Florida’s largest electric utility is asking the state for permission to buy a coal-fired power plant it had been buying electricity from for 27 years.
Florida Power & Light Company (FPL) petitioned the Florida Public Service Commission (PSC) Friday for approval to acquire the power plant it has contracted with since 1988 to purchase power.
Cedar Bay Generating Plant is a 250-megawatt coal-fired facility located in Jacksonville. If approved, FPL will end the contract, reducing the plant’s operations by 90% as the first step to phasing the plant out of service.
This plan will save FPL customers an estimated $70 million, as well as reducing carbon dioxide emissions by nearly 1 million tons annually.
In a prepared statement, FPL CEO Eric Silagy said that the original plan to buy electricity from the plant made sense at one time, but times have changed. FPL has invested billions of dollars to improve efficiency, he said, as well as reduce fuel consumption, prevent emissions, and cut costs to its 4.7 million customers.
“Now we’re in a position to take ownership of the facility and effectively buy out an outmoded contract with the goal of ultimately phasing the plant out of service,” Silagy said, “which will mean reduced carbon emissions and millions of dollars in savings for our customers.”

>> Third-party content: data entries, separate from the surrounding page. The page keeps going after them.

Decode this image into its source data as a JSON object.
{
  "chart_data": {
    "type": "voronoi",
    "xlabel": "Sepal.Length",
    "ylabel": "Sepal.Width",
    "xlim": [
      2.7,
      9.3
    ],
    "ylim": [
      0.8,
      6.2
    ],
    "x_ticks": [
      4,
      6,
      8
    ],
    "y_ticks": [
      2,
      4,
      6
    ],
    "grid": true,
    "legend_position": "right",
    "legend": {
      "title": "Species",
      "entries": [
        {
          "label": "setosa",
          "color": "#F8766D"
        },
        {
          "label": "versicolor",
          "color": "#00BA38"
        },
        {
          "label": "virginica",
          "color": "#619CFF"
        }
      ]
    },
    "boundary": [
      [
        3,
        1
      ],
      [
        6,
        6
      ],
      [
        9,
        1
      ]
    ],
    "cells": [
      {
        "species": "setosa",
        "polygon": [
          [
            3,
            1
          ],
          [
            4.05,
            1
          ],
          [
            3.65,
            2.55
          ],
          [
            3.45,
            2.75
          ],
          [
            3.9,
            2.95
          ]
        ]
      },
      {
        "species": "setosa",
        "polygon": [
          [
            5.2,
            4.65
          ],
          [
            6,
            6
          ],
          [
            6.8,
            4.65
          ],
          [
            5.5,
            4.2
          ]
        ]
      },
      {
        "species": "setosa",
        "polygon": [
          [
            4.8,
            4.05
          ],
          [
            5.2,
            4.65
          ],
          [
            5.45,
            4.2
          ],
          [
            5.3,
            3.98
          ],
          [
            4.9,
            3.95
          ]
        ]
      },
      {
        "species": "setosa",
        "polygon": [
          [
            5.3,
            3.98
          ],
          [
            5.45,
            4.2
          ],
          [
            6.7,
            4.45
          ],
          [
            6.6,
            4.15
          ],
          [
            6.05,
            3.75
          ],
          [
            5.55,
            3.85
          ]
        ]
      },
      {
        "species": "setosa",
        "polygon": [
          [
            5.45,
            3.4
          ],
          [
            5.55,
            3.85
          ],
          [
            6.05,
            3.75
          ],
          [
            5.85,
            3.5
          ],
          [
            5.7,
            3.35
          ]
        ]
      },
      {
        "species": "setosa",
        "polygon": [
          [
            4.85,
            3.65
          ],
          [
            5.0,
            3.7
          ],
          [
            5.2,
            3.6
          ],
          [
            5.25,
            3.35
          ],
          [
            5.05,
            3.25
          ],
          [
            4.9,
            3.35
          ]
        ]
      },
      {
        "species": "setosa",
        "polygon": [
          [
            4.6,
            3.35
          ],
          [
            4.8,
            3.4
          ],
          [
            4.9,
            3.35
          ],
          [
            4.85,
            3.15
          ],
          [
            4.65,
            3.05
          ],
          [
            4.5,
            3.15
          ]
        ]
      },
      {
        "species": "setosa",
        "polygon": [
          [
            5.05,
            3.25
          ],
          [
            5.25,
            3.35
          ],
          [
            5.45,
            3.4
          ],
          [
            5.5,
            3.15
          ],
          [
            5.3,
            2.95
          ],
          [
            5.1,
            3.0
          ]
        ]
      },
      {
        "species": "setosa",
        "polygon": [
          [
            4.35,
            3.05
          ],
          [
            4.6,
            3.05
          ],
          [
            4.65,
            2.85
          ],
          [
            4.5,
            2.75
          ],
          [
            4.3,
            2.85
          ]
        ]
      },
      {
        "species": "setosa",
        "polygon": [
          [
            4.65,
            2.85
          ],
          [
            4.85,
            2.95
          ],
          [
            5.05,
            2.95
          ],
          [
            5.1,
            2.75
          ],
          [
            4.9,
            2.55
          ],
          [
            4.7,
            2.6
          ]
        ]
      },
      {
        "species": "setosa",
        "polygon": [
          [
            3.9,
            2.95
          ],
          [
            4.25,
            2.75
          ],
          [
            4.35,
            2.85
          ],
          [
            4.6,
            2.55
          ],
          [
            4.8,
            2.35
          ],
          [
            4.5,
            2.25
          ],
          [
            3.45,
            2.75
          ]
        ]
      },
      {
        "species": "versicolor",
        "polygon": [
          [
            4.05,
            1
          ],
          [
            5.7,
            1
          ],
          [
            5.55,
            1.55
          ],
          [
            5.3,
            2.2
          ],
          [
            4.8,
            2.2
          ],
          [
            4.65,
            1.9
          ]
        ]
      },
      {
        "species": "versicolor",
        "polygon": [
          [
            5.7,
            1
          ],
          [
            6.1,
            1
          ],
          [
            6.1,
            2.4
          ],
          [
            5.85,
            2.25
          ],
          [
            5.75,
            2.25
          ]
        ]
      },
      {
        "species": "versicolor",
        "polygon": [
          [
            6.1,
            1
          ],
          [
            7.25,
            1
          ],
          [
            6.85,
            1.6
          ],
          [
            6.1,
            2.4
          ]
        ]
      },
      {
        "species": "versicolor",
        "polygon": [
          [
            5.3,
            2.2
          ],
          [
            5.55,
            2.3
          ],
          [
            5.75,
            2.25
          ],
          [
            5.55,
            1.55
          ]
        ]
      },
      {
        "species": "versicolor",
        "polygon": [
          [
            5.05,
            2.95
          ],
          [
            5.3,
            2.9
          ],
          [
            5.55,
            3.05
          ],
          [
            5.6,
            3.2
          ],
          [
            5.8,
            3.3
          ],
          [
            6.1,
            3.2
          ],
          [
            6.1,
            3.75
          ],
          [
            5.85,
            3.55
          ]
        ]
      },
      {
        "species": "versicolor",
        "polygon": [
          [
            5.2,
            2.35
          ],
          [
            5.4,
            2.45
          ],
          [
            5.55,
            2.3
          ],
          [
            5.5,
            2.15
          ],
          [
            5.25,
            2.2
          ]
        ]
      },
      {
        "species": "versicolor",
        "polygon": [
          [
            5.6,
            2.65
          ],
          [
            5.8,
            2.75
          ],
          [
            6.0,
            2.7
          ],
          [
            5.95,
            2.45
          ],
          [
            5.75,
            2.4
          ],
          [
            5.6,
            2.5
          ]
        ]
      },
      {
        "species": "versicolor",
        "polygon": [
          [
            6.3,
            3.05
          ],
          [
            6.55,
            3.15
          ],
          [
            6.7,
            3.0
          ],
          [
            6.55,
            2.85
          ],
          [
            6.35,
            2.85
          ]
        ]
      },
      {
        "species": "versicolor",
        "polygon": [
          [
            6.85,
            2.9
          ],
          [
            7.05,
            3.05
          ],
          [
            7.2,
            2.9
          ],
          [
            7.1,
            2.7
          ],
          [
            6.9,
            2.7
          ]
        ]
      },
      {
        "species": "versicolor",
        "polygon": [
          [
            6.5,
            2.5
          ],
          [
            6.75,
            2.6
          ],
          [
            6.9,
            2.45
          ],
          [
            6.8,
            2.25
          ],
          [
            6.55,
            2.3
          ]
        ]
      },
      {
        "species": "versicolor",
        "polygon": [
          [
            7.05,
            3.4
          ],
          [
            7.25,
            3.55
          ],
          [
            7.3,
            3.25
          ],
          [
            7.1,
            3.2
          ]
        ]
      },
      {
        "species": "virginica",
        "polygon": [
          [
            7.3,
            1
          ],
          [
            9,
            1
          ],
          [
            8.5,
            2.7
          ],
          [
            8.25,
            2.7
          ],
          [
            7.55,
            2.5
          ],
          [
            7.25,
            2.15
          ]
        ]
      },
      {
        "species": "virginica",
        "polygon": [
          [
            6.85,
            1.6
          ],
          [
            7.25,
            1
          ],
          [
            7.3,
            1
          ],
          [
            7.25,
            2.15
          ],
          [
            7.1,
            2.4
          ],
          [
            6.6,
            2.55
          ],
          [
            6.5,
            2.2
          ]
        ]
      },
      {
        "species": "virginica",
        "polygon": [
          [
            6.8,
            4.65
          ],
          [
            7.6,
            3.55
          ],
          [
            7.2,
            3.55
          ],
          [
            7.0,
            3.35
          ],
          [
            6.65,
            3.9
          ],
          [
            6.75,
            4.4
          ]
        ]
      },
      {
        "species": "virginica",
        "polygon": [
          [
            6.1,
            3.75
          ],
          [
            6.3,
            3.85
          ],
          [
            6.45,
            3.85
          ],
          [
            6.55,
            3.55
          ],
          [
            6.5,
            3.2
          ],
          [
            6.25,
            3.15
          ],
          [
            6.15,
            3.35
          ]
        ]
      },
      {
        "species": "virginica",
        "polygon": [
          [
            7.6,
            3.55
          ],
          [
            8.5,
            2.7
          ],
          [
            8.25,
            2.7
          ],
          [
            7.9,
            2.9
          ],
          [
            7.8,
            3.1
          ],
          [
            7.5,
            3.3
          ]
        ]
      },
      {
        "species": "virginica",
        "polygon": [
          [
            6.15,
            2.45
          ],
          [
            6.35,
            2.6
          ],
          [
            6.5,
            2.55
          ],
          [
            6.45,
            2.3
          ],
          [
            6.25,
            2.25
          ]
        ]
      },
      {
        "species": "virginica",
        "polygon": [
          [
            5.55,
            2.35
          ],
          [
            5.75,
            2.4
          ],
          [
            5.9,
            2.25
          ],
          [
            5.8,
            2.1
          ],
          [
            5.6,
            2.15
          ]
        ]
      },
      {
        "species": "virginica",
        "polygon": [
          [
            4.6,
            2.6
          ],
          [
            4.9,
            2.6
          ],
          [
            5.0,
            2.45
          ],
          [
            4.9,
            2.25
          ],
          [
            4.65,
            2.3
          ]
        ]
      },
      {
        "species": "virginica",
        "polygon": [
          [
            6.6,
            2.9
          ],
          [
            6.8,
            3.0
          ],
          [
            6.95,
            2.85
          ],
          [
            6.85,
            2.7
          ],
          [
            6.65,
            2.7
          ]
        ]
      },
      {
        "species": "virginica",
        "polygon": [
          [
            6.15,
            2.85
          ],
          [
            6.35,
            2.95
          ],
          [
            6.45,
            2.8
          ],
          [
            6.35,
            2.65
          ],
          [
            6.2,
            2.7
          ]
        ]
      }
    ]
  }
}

The Nature Conservancy Florida chapter applauded FPL’s proposal, which executive director Temperince Morgan calls an “innovative approach to promote energy solutions that will help reduce emissions in Florida.”
In 1988, the PSC approved a long-term power-purchase agreement between FPL and Cedar Bay Generating Co., which is the direct owner of the Cedar Bay plant. Terms of the contract were based on power costs at the time. Today, FPL can reduce electricity at much lower costs.
Although Cedar Bay runs well, it emits high rates of CO2 compared with FPL’s current facilities, with an overall CO2 emissions rate lower than the national average.
The existing agreement totaled more than $120 million a year, with annual increases through 2024. In the filing, FPL plans to purchase CBAS Power Inc., the indirect owner of the plant, from CBAS Power Holdings for $520.5 million and terminate the current contract.
The U.S. Environmental Protection Agency calculates closing the plant would reduce carbon emissions equivalent to 100 million gallons of gasoline or switching more than 23 million incandescent light bulbs to energy-efficient compact fluorescent lights every year.
FPL is requesting PSC approval of the purchase by July 31 and expects to shutter the Cedar Bay plant permanently within the next two to three years.